Pois foi exatamente num momento tão adverso para o ex-governador Miguel Arraes, onde quase ninguém se atrevia a desafiar a ditadura militar para visitá-lo, com exceção de pouquíssimas pessoas, a exemplo da sua mulher, dona Magdalena Arraes e dos seus filhos, que estava ali o amigo Salomão Kelner. Pouca importava pra ele se iria ser investigado, ou se iria fazer parte da lista negra dos militares, só queria mesmo era chegar perto do amigo, dizer-lhe que não estava só e lhe devolver aquilo que Arraes um dia tanto desejara ter tido: o tal quadro de Cícero Dias. Não conseguiu entrar, mas o presente foi entregue ao seu destinatário. Ao reconhecer o quadro e saber quem o havia enviado, Arraes se sentiu profundissimamente feliz, como nos versos de Cecília Meireles. E, de dentro da prisão mesmo, escreveu uma carta ao amigo: “A sua e outras demonstrações de amizade, de apoio e dedicação que tenho recebido, se não apagam as marcas da injustiça, criam a compensação necessária para que possamos suportá-la”.

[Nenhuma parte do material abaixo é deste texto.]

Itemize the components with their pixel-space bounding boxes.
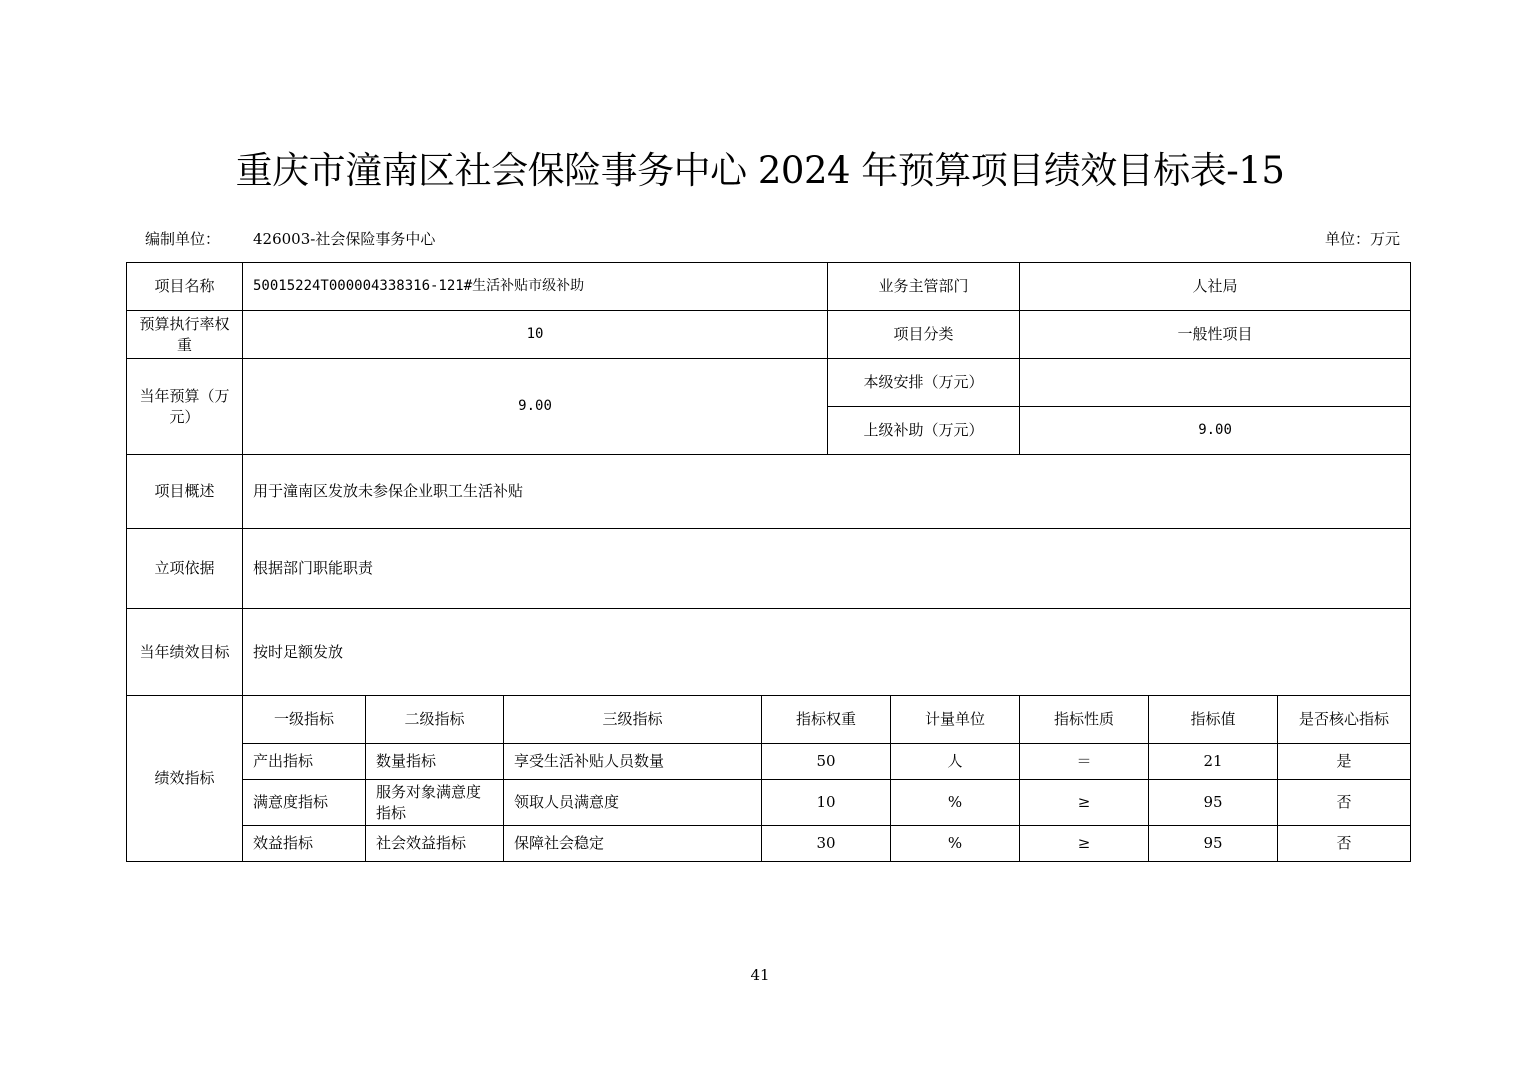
- indicator-cell: 数量指标: [366, 744, 504, 780]
- indicator-cell: 产出指标: [243, 744, 366, 780]
- indicator-cell: 95: [1149, 826, 1278, 862]
- table-row: [127, 455, 1411, 529]
- page-title: 重庆市潼南区社会保险事务中心 2024 年预算项目绩效目标表-15: [235, 149, 1285, 192]
- overview-value: 用于潼南区发放未参保企业职工生活补贴: [243, 455, 1411, 529]
- indicator-header: 指标值: [1149, 696, 1278, 744]
- indicator-row: [127, 744, 1411, 780]
- indicator-cell: 否: [1278, 826, 1411, 862]
- indicator-cell: 服务对象满意度指标: [366, 780, 504, 826]
- indicator-cell: 10: [762, 780, 891, 826]
- indicator-cell: 21: [1149, 744, 1278, 780]
- department-value: 人社局: [1020, 263, 1411, 311]
- budget-value: 9.00: [243, 359, 828, 455]
- table-row: [127, 311, 1411, 359]
- indicators-label: 绩效指标: [127, 696, 243, 862]
- indicator-cell: 人: [891, 744, 1020, 780]
- exec-weight-value: 10: [243, 311, 828, 359]
- compiling-unit-label: 编制单位：: [145, 230, 221, 248]
- department-label: 业务主管部门: [828, 263, 1020, 311]
- budget-label: 当年预算（万元）: [127, 359, 243, 455]
- indicator-cell: ≥: [1020, 826, 1149, 862]
- superior-subsidy-value: 9.00: [1020, 407, 1411, 455]
- local-arrangement-label: 本级安排（万元）: [828, 359, 1020, 407]
- indicator-header-row: [127, 696, 1411, 744]
- indicator-header: 一级指标: [243, 696, 366, 744]
- currency-unit: 单位：万元: [1324, 230, 1400, 248]
- indicator-cell: 30: [762, 826, 891, 862]
- indicator-row: [127, 826, 1411, 862]
- indicator-cell: ≥: [1020, 780, 1149, 826]
- table-row: [127, 529, 1411, 609]
- indicator-header: 计量单位: [891, 696, 1020, 744]
- local-arrangement-value: [1020, 359, 1411, 407]
- indicator-header: 指标性质: [1020, 696, 1149, 744]
- basis-label: 立项依据: [127, 529, 243, 609]
- indicator-cell: 满意度指标: [243, 780, 366, 826]
- indicator-cell: %: [891, 826, 1020, 862]
- indicator-header: 指标权重: [762, 696, 891, 744]
- indicator-header: 是否核心指标: [1278, 696, 1411, 744]
- annual-goal-label: 当年绩效目标: [127, 609, 243, 696]
- superior-subsidy-label: 上级补助（万元）: [828, 407, 1020, 455]
- indicator-cell: %: [891, 780, 1020, 826]
- indicator-header: 三级指标: [504, 696, 762, 744]
- indicator-cell: 社会效益指标: [366, 826, 504, 862]
- indicator-cell: 50: [762, 744, 891, 780]
- indicator-cell: ＝: [1020, 744, 1149, 780]
- table-row: [127, 359, 1411, 407]
- indicator-cell: 领取人员满意度: [504, 780, 762, 826]
- category-value: 一般性项目: [1020, 311, 1411, 359]
- project-name-value: 50015224T000004338316-121#生活补贴市级补助: [243, 263, 828, 311]
- compiling-unit-value: 426003-社会保险事务中心: [253, 230, 436, 248]
- overview-label: 项目概述: [127, 455, 243, 529]
- project-name-label: 项目名称: [127, 263, 243, 311]
- category-label: 项目分类: [828, 311, 1020, 359]
- performance-target-table: [126, 262, 1411, 862]
- indicator-cell: 保障社会稳定: [504, 826, 762, 862]
- indicator-cell: 效益指标: [243, 826, 366, 862]
- indicator-cell: 否: [1278, 780, 1411, 826]
- indicator-row: [127, 780, 1411, 826]
- table-row: [127, 263, 1411, 311]
- indicator-cell: 享受生活补贴人员数量: [504, 744, 762, 780]
- table-row: [127, 609, 1411, 696]
- indicator-cell: 是: [1278, 744, 1411, 780]
- page-number: 41: [750, 966, 770, 984]
- exec-weight-label: 预算执行率权重: [127, 311, 243, 359]
- annual-goal-value: 按时足额发放: [243, 609, 1411, 696]
- basis-value: 根据部门职能职责: [243, 529, 1411, 609]
- indicator-header: 二级指标: [366, 696, 504, 744]
- indicator-cell: 95: [1149, 780, 1278, 826]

O ex-governador de Pernambuco passou aquela noite de Natal sozinho, na escuridão fria de uma cela de quartel. Mas aquele gesto humanístico e destemido do saudoso professor Salomão Kelner ficou marcado para sempre no coração e na mente de Miguel Arraes, que morreu no dia 13 de agosto de 2005, aos 88 anos.

» Ítalo Rocha Leitão é jornalista

Um comentário:

Carlos Eduardo Esmeraldo disse...

Trata-se de uma narrativa profundamente emocionante e que nos revela um sentimento de profunda amizade.